Привели двух белых мулов под красными кожаными седлами, позванивавшими колокольчиками. Затем из соседней улочки по сигналу Мораймы появились четыре худощавых нубийца, одетых в белое. Вынув из ножен кривые турецкие сабли с широкими изогнутыми лезвиями, они окружили сидящих на мулах женщин. И кортеж двинулся.
Раскаленный воздух дрожал, и там, наверху, в белесом небе, лучи безжалостного солнца пожаром зажигали крыши домов города. Но Катрин не замечала жары. В запале возбуждения она думала только о дворце, порог которого наконец ей предстояло переступить.

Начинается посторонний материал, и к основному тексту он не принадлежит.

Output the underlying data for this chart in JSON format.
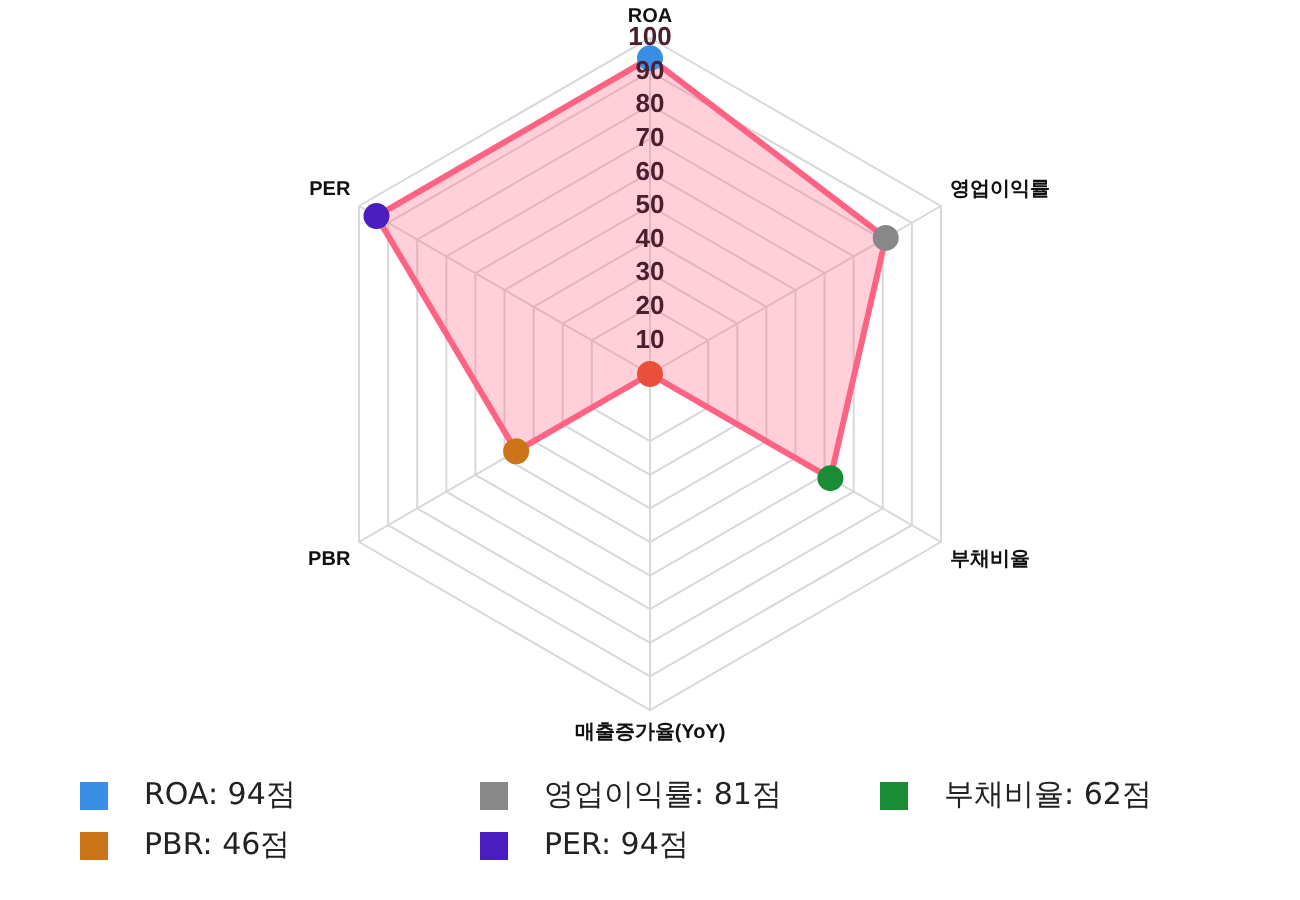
{
  "chart_data": {
    "type": "radar",
    "categories": [
      "ROA",
      "영업이익률",
      "부채비율",
      "매출증가율(YoY)",
      "PBR",
      "PER"
    ],
    "series": [
      {
        "color": "#ff6384",
        "colors": [
          "#3a8ee6",
          "#888888",
          "#1a8c36",
          "#e8503a",
          "#cc7418",
          "#4a1ec0"
        ],
        "values": [
          94,
          81,
          62,
          0,
          46,
          94
        ]
      }
    ],
    "annotations": [
      "ROA: 94점",
      "영업이익률: 81점",
      "부채비율: 62점",
      "PBR: 46점",
      "PER: 94점"
    ],
    "ylim": [
      0,
      100
    ],
    "yticks": [
      10,
      20,
      30,
      40,
      50,
      60,
      70,
      80,
      90,
      100
    ],
    "grid": true,
    "marker": "circle",
    "line_style": "solid"
  }
}
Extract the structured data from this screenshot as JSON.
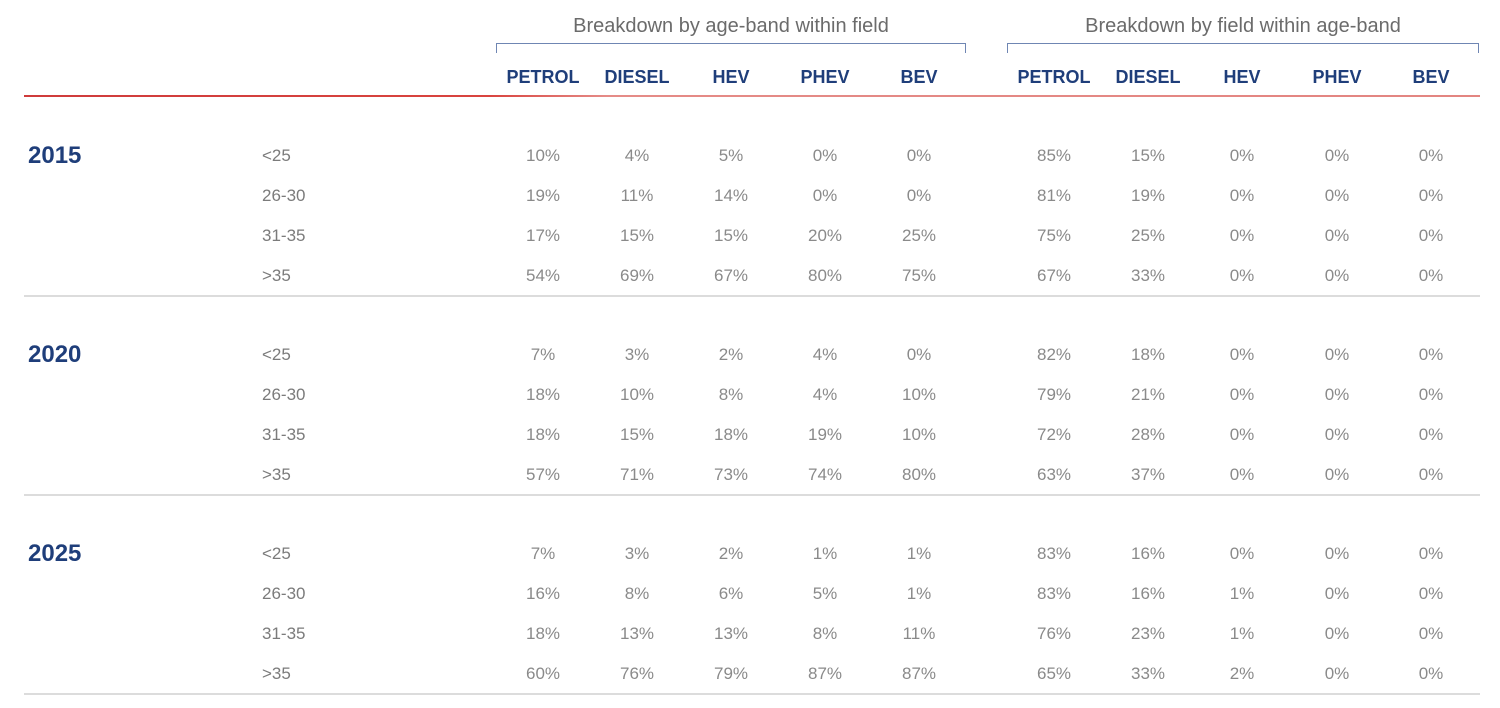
{
  "header": {
    "group_left_title": "Breakdown by age-band within field",
    "group_right_title": "Breakdown by field within age-band"
  },
  "chart_data": {
    "type": "table",
    "column_groups": [
      {
        "title": "Breakdown by age-band within field",
        "columns": [
          "PETROL",
          "DIESEL",
          "HEV",
          "PHEV",
          "BEV"
        ]
      },
      {
        "title": "Breakdown by field within age-band",
        "columns": [
          "PETROL",
          "DIESEL",
          "HEV",
          "PHEV",
          "BEV"
        ]
      }
    ],
    "sections": [
      {
        "year": "2015",
        "rows": [
          {
            "band": "<25",
            "values": [
              "10%",
              "4%",
              "5%",
              "0%",
              "0%",
              "85%",
              "15%",
              "0%",
              "0%",
              "0%"
            ]
          },
          {
            "band": "26-30",
            "values": [
              "19%",
              "11%",
              "14%",
              "0%",
              "0%",
              "81%",
              "19%",
              "0%",
              "0%",
              "0%"
            ]
          },
          {
            "band": "31-35",
            "values": [
              "17%",
              "15%",
              "15%",
              "20%",
              "25%",
              "75%",
              "25%",
              "0%",
              "0%",
              "0%"
            ]
          },
          {
            "band": ">35",
            "values": [
              "54%",
              "69%",
              "67%",
              "80%",
              "75%",
              "67%",
              "33%",
              "0%",
              "0%",
              "0%"
            ]
          }
        ]
      },
      {
        "year": "2020",
        "rows": [
          {
            "band": "<25",
            "values": [
              "7%",
              "3%",
              "2%",
              "4%",
              "0%",
              "82%",
              "18%",
              "0%",
              "0%",
              "0%"
            ]
          },
          {
            "band": "26-30",
            "values": [
              "18%",
              "10%",
              "8%",
              "4%",
              "10%",
              "79%",
              "21%",
              "0%",
              "0%",
              "0%"
            ]
          },
          {
            "band": "31-35",
            "values": [
              "18%",
              "15%",
              "18%",
              "19%",
              "10%",
              "72%",
              "28%",
              "0%",
              "0%",
              "0%"
            ]
          },
          {
            "band": ">35",
            "values": [
              "57%",
              "71%",
              "73%",
              "74%",
              "80%",
              "63%",
              "37%",
              "0%",
              "0%",
              "0%"
            ]
          }
        ]
      },
      {
        "year": "2025",
        "rows": [
          {
            "band": "<25",
            "values": [
              "7%",
              "3%",
              "2%",
              "1%",
              "1%",
              "83%",
              "16%",
              "0%",
              "0%",
              "0%"
            ]
          },
          {
            "band": "26-30",
            "values": [
              "16%",
              "8%",
              "6%",
              "5%",
              "1%",
              "83%",
              "16%",
              "1%",
              "0%",
              "0%"
            ]
          },
          {
            "band": "31-35",
            "values": [
              "18%",
              "13%",
              "13%",
              "8%",
              "11%",
              "76%",
              "23%",
              "1%",
              "0%",
              "0%"
            ]
          },
          {
            "band": ">35",
            "values": [
              "60%",
              "76%",
              "79%",
              "87%",
              "87%",
              "65%",
              "33%",
              "2%",
              "0%",
              "0%"
            ]
          }
        ]
      }
    ]
  },
  "colors": {
    "heading_blue": "#1f3e7a",
    "bracket_blue": "#6f86b3",
    "rule_red": "#d9443f",
    "value_gray": "#8a8a8a",
    "separator_gray": "#dcdcdc"
  }
}
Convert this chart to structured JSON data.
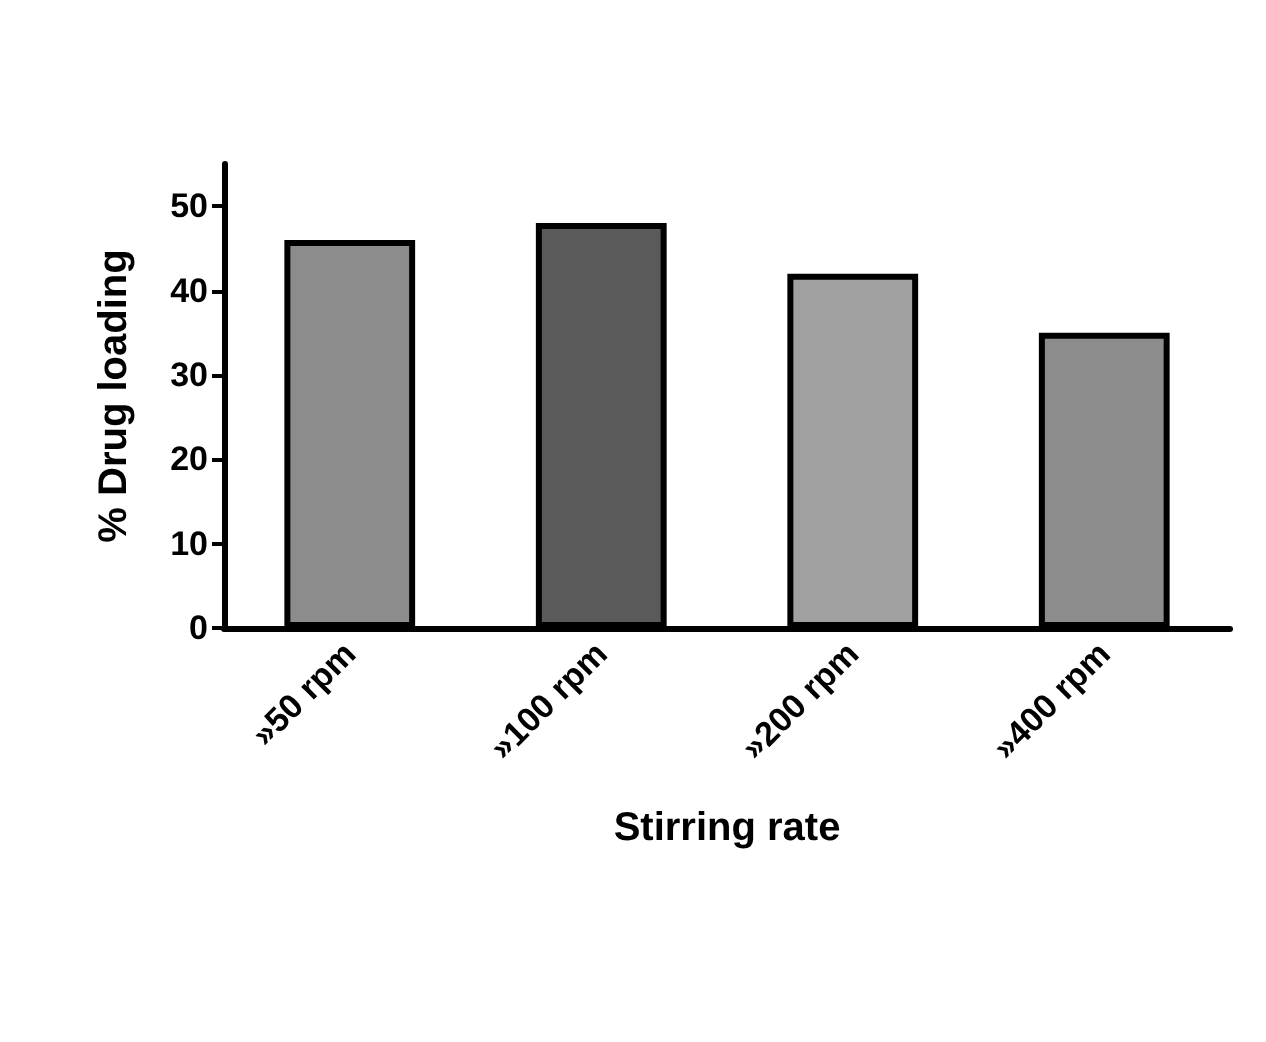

Все больше сокращалось расстояние между ней и Арно. Вот только что она его видела. Теперь она попытается с ним заговорить, увлечь его за собой в дорогу к дому.
Дорогу на родину она даже не пыталась себе вообразить. А между тем сколько же трудностей еще встретится им! Бежать из дворца, добраться до границ королевства… Спасутся ли они от мести Зобейды, укроются ли от ее козней? Слишком часто они нарушают границы королевства Кастилии!
Если да, потом им придется опять пройти всю опасную дорогу через Кастилию. А перейти Пиренеи с их бандами разбойников? И… Нет! Сейчас все это мало значит: только одно идет в счет – отвоевать любовь Арно! Все, что могло случиться потом, не интересовало Катрин.
4
Арабы пользовались бумагой из хлопка задолго до того, как она появилась в Европе.